Understanding doesn’t require agreement. It requires effort. It requires listening long enough to reconstruct someone else’s chain of reasoning, even if you ultimately reject it. It requires recognizing that most people don’t arrive at their beliefs randomly or maliciously, but through experiences, fears, incentives, and information that shaped them.
Without that effort, we don’t persuade. We don’t learn. We don’t adapt. We only harden.
If rationality dies, it won’t be because it was disproven. It will be because it was deemed unnecessary. That’s what frightens me.

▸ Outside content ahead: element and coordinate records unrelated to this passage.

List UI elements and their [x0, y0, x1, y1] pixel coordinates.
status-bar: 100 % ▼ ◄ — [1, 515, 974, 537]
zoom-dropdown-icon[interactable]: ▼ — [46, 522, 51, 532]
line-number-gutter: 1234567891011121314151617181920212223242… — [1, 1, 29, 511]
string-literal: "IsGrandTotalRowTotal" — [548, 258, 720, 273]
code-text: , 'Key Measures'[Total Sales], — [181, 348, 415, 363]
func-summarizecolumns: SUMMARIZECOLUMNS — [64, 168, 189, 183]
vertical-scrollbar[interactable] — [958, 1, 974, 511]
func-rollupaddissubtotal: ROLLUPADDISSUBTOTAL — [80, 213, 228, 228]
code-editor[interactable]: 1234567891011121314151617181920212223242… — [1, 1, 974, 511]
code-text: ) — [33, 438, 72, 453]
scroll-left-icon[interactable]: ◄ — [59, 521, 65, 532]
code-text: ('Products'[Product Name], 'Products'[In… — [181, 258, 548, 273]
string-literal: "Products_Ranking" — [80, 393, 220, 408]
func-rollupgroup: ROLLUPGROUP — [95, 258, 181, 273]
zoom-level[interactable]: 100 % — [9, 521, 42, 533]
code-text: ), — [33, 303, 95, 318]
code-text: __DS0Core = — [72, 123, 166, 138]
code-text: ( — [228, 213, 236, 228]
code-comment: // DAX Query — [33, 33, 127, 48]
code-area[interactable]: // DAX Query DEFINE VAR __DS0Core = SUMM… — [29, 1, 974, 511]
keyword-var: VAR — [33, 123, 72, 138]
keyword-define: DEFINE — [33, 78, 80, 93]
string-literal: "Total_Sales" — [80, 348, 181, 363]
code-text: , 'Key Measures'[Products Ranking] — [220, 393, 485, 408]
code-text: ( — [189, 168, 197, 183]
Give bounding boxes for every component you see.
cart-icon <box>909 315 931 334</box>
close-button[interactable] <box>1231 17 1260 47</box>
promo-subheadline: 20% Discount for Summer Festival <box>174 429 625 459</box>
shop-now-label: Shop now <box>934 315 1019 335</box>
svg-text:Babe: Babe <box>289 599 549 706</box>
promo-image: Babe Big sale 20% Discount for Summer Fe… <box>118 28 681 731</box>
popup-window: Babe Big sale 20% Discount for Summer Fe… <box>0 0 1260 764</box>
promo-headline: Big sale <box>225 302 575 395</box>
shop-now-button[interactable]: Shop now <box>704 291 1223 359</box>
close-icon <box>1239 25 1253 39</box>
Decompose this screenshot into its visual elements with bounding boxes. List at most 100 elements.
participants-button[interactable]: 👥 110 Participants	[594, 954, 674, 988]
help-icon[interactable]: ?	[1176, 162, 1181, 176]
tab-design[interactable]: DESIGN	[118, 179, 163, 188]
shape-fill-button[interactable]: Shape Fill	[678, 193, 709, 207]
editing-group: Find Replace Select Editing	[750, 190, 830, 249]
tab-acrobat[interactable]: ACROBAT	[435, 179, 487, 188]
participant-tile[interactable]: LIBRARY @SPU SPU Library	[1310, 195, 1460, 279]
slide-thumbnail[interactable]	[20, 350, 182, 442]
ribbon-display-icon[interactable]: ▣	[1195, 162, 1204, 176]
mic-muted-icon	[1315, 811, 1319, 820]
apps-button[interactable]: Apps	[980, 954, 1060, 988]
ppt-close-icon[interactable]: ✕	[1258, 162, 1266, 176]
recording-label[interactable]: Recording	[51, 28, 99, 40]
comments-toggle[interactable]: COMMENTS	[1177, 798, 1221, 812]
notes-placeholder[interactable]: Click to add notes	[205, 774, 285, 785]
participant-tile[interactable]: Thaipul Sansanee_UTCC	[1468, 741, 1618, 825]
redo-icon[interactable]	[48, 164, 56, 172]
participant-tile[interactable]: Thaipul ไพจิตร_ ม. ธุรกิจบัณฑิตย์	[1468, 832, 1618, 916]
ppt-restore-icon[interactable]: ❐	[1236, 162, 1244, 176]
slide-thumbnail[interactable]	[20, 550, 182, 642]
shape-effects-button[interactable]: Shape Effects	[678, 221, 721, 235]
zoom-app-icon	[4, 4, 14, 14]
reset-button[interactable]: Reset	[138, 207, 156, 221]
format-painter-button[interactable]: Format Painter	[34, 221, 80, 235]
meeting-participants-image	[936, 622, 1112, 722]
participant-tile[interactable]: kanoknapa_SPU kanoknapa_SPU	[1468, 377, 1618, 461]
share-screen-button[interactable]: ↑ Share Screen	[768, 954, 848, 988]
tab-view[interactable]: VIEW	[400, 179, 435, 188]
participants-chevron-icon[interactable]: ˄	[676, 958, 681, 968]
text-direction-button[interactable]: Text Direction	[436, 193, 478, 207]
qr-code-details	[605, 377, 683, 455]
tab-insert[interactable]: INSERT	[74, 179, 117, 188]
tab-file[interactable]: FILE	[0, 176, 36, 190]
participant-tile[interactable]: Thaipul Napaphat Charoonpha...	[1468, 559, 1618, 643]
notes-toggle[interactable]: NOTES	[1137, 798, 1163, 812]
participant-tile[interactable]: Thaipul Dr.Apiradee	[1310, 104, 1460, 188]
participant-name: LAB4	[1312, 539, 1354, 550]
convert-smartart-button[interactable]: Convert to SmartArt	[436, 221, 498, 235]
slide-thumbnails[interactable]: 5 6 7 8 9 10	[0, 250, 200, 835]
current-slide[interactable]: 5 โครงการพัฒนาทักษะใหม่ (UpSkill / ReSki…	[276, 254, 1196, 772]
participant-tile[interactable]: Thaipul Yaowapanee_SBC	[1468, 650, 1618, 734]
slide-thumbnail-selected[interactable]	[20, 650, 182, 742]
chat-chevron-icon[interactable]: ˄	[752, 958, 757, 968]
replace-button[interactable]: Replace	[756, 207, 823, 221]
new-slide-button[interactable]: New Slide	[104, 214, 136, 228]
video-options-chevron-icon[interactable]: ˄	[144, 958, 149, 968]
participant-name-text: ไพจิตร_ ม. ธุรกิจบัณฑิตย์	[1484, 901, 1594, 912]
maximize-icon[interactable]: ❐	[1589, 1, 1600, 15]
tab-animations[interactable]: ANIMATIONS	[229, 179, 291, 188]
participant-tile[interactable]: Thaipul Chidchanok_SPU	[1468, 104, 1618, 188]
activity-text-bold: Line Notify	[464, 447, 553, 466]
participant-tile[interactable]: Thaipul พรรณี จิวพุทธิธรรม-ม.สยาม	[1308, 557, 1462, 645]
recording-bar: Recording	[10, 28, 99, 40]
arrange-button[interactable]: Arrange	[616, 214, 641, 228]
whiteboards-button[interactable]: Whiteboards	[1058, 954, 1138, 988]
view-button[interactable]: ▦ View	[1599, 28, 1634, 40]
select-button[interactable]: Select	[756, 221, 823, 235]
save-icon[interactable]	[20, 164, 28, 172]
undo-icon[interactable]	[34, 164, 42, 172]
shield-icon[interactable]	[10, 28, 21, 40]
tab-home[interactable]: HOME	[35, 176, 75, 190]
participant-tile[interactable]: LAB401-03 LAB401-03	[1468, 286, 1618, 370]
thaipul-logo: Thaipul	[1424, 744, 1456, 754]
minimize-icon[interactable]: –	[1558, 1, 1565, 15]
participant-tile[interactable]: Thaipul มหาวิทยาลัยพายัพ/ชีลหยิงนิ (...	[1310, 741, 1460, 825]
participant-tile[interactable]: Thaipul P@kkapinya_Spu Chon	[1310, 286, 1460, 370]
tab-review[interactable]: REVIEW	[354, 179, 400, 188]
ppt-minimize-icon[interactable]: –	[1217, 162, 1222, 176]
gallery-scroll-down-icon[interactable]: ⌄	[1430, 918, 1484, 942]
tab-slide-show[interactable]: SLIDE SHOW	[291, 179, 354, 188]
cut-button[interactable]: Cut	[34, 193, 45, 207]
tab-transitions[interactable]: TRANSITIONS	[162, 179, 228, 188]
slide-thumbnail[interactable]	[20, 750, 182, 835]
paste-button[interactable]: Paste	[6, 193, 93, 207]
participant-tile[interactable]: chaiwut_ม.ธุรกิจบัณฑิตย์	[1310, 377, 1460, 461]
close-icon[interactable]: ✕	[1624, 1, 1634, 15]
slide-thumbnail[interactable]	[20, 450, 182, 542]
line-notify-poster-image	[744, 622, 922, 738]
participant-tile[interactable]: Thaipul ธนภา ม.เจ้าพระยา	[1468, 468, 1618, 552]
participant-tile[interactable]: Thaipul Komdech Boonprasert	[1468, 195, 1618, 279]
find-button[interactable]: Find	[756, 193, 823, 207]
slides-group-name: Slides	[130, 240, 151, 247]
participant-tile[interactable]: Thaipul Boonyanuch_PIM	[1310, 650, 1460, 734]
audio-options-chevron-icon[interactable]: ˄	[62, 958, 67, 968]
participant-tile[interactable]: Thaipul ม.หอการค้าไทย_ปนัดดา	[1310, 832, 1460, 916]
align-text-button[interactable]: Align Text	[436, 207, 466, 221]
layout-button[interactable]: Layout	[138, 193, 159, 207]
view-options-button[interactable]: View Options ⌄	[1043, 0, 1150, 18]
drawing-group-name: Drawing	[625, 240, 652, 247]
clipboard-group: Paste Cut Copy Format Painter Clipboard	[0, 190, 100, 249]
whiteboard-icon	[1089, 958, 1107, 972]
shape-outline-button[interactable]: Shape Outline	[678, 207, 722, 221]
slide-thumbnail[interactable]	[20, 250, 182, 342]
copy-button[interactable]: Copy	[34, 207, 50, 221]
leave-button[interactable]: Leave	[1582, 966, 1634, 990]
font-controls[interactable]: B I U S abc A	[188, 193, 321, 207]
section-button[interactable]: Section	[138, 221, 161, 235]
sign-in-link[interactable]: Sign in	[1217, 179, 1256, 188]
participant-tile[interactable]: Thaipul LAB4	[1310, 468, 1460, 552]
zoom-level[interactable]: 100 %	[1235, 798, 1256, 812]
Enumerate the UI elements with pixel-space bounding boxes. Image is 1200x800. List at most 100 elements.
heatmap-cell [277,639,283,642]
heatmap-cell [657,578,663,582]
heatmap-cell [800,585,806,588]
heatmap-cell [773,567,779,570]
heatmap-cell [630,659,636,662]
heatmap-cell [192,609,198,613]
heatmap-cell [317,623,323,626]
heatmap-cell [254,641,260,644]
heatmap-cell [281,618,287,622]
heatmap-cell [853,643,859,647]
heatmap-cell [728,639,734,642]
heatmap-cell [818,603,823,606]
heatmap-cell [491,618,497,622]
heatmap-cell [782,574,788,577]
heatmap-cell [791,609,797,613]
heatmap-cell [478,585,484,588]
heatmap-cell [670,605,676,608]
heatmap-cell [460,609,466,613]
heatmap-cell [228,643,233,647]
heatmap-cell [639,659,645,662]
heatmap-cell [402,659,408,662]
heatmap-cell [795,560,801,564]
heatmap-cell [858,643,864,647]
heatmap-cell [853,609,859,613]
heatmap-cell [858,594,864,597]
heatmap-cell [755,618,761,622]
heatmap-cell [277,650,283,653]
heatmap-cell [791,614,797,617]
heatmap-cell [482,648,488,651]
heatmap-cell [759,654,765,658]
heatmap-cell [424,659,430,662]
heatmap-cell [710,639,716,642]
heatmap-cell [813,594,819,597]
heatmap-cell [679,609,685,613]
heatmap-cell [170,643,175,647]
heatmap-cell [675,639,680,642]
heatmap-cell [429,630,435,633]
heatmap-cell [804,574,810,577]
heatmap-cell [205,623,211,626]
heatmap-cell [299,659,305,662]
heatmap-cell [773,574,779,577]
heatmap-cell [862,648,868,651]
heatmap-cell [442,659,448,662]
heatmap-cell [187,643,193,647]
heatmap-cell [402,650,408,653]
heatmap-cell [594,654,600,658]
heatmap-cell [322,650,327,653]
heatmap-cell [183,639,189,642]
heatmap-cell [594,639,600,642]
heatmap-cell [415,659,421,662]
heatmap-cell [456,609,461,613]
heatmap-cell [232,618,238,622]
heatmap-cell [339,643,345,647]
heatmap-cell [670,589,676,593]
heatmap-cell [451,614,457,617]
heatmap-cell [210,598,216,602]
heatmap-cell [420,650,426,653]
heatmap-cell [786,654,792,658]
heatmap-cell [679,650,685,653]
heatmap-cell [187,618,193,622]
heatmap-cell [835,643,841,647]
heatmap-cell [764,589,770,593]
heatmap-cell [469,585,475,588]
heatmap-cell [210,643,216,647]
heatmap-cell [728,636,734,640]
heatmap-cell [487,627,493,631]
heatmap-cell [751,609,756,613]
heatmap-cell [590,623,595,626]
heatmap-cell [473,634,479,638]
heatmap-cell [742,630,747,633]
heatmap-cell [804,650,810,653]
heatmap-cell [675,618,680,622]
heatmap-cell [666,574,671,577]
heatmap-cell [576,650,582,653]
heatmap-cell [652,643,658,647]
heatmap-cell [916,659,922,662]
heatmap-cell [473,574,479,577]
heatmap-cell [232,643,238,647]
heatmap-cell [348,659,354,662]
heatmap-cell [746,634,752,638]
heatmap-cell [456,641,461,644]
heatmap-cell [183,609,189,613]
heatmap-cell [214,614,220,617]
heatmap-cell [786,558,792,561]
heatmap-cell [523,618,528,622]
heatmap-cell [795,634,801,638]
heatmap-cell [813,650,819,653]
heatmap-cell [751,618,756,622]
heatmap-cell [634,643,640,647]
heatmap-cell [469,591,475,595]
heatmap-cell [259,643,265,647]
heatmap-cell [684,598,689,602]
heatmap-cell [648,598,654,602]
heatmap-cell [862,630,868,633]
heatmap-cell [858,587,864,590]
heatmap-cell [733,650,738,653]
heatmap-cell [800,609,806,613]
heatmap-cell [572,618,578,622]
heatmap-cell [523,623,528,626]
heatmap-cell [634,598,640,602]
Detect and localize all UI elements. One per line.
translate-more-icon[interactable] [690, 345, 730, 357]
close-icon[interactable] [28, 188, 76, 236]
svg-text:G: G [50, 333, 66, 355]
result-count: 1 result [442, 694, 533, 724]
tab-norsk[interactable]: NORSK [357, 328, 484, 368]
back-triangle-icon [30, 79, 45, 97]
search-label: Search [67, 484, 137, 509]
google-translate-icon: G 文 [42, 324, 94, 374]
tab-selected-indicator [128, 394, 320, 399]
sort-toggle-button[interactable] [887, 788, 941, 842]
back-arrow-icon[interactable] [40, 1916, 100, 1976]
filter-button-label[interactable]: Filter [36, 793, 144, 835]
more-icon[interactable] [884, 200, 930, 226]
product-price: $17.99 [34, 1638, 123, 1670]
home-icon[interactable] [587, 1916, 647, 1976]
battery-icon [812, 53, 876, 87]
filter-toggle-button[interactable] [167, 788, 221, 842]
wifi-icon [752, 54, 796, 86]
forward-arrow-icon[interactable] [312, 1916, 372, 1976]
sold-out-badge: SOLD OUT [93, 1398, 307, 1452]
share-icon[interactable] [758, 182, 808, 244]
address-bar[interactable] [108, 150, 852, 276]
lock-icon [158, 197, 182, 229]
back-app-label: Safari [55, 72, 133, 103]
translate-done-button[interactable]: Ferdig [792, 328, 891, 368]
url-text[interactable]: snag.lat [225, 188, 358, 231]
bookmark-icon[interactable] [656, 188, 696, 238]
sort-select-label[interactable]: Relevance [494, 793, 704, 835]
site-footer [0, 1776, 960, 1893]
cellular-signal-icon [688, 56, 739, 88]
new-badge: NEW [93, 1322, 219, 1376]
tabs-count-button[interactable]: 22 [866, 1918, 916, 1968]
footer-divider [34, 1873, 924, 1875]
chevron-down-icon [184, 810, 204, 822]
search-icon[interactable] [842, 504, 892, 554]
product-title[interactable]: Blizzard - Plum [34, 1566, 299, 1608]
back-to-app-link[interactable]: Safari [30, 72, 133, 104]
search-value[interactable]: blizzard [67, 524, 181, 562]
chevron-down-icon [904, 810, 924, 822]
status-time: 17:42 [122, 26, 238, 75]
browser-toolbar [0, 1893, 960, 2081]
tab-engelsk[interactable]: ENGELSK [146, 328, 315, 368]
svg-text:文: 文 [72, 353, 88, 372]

In horror stories, the battered character sometimes survives—not because they’re the strongest, but because they endure. They keep moving. They refuse to lie down even when everything suggests they should. They may not defeat the monster outright, but they buy time. They preserve the possibility of escape, and I think rationality plays a similar role.
It may not dominate the cultural moment. It may not win every argument or go viral. But as long as it remains alive—however bruised—it keeps open the possibility that we can still talk to one another. That disagreement doesn’t have to mean dehumanization. That thinking carefully is still worth doing.
That’s why I write.
Not to convert. Not to command. But to keep that character on their feet for one more scene. To offer the reader a pause in the noise—a moment to consider, to question, to reason.
What they do with that moment is up to them. I trust them enough for that.
Because if rationality is going to survive at all, it won’t be because it shouted louder than everything else. It will be because enough people quietly decided it was still worth listening to.
And sometimes, that’s enough to change the ending.